Колодезь Иакова
Шрифт:
Королева, чистосердечно радовавшаяся успехам подруги, дала несомненное доказательство своей доброты. Вместо вознаграждения она потребовала для себя права быть повсюду ее проводником.
Агарь всецело отдалась на ее волю, переходя от портных к ювелирам, от ювелиров к декораторам, от декораторов к продавцам вина, от ночных ресторанов к дансингам.
Умирающая, может быть, мертвая мысль об Исааке Кохбасе, казалось, еще увеличивала это неистовство, разжигала страсть к святотатству, бессознательно живущему в душе лучших представителей человечества.
Не
Но насколько лишились бы своей остроты многие удовольствия, если бы не уверенность в возмездии!
Самыми свободными часами для Агари были те, когда встававшая не раньше двух часов Королева Апреля оставляла ее одну. Ей нравились прогулки по утреннему Парижу, который никогда не узнают даже проведшие в нем всю жизнь рабы роскоши. Она избегала Фобур-Сент-Онорэ и чаще всего ходила по тянущимся вдоль озера аллеям Булонского леса.
Два раза была она в Люксембурге, на том месте, где сидела на следующий день после своего приезда, и снова увидела маленьких евреек-студенток, евших хлеб и перечитывавших лекции.
О! Как хотелось ей сказать им: «Бедные дети, если бы вы знали, что, несмотря на мои жемчуга и серебристую лису, мы сестры!»

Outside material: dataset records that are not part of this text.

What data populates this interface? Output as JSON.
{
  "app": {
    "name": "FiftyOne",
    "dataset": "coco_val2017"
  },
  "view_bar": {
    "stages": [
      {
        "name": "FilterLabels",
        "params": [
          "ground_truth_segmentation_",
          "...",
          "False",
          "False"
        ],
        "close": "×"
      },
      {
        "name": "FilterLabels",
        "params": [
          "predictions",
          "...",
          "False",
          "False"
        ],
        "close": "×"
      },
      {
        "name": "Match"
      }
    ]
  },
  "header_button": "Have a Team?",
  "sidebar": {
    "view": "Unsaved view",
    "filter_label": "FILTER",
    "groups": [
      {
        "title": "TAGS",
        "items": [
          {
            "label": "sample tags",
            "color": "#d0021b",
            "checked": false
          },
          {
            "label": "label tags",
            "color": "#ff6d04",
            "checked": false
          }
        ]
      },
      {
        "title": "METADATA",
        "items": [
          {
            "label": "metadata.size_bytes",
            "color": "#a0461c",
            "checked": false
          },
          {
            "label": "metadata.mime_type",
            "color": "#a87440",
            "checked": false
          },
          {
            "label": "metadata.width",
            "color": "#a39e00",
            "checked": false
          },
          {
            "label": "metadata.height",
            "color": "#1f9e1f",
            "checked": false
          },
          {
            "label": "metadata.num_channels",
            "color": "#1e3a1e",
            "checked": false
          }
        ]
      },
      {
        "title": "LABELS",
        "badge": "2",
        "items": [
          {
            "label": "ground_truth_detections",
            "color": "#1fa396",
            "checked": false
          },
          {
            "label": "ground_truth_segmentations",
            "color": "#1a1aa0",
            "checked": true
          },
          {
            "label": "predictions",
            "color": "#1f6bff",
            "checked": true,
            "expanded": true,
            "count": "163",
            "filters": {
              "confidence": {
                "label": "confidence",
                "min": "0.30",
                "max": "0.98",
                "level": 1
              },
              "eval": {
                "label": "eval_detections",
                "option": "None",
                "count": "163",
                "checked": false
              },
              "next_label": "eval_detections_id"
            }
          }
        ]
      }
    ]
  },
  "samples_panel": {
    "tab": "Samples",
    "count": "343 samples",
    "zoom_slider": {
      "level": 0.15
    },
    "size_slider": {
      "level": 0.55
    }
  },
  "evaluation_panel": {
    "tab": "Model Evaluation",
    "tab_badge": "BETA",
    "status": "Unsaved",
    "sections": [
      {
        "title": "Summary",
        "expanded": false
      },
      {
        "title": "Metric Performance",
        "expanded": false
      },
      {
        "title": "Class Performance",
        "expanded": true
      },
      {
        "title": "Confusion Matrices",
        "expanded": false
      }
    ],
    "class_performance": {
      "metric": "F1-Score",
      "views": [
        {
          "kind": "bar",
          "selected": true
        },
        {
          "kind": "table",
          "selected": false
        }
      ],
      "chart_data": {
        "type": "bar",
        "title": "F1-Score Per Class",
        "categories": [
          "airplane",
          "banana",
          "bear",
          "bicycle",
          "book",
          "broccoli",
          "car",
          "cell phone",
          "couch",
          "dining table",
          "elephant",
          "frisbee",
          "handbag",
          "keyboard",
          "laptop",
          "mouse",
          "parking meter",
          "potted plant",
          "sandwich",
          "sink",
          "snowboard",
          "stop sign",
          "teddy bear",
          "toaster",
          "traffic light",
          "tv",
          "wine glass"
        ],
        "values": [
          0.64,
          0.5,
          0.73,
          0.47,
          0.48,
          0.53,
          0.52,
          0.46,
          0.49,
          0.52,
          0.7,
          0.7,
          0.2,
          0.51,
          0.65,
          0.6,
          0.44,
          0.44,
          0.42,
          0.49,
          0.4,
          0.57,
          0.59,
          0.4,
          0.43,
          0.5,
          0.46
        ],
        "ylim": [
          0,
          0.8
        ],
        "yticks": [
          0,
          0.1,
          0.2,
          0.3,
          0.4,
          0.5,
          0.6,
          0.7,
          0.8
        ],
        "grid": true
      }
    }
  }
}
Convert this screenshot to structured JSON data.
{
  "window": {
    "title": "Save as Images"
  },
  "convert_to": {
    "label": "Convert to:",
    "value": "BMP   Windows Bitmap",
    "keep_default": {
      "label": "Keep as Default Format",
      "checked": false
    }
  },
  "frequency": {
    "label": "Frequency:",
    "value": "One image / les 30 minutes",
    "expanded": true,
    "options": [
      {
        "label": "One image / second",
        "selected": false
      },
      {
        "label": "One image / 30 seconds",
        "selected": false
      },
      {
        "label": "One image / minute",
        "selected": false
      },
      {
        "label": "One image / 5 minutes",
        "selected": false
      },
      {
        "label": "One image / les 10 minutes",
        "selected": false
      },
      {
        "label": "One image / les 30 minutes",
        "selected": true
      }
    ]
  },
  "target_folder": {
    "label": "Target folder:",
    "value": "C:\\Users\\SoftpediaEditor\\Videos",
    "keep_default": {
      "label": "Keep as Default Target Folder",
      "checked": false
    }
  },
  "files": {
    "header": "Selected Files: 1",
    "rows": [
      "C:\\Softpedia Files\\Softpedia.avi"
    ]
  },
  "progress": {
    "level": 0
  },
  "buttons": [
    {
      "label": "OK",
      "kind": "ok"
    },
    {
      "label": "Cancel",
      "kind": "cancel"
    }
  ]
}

На память приходили стихи, прочитанные в «Колодезе Иакова»: «Красота покажется тебе роскошью, роскошь проклятием, развлечения кражей!…»
Недели через две после выступления Агари в варьете была назначена генеральная репетиция.
Дю Ганж не мог пойти, так как был приглашен на собрание комитета Общества писателей.
– Позвони Королеве Апреля, чтобы она заехала за тобой, – сказал он Агари.
– Я вовсе не обязана присутствовать на всех генеральных репетициях.
– Нет-нет, лучше сходить. В Париже надо время от времени показываться.
Гуляя во время антракта с Королевой по кулуарам, Агарь, на которую со всех сторон сыпались приветствия и комплименты, вдруг заметила говорившего с графом де Биевром Поля Эльзеара.
Она несколько раз встречала его после знаменитой статьи, но всегда с ней был дю Ганж.
Несмотря на то, что воинственность журналиста прошла, она постаралась избежать возможного столкновения.
Теперь она была одна. Она могла узнать…
Пользуясь тем, что Королева Апреля застряла в группе красивых женщин, Агарь покинула ее и на повороте в кулуары неожиданно выросла перед обоими друзьями.
Де Биевр улыбнулся, заметив ее.
С первого же дня он почувствовал к ней симпатию. Дю Ганжу она только льстила. Шестидесятилетний возраст старика устранял всякое подозрение.
Поль Эльзеар поздоровался довольно холодно.
Она сделала вид, будто не замечает такого почти некорректного безразличия, и храбро взяла быка за рога.
– Вы были не слишком любезны со мной, Эльзеар.
– В самом деле…
– Ваш друг – свидетель.
Де Биевр пожал плечами. Было легко угадать, что оба уже спорили по этому поводу и один даже слегка пожурил другого. Но чувствовалось, что он не обвинит его в присутствии третьего лица.
– Де Биевр – ваш друг, – сказала Агарь. – Он мне не ответит. Он, без сомнения, прав. Но я думала, что он и мой… И вы тоже немного.
Поль Эльзеар всеми силами старался сохранить беспечность.
– Правду говоря, мне кажется, вы преувеличиваете. Вас забросали цветами. Я думал, что отсутствие моего скромного букета останется незамеченным. Он вам не нужен, чтобы жить, как многим бедным девушкам.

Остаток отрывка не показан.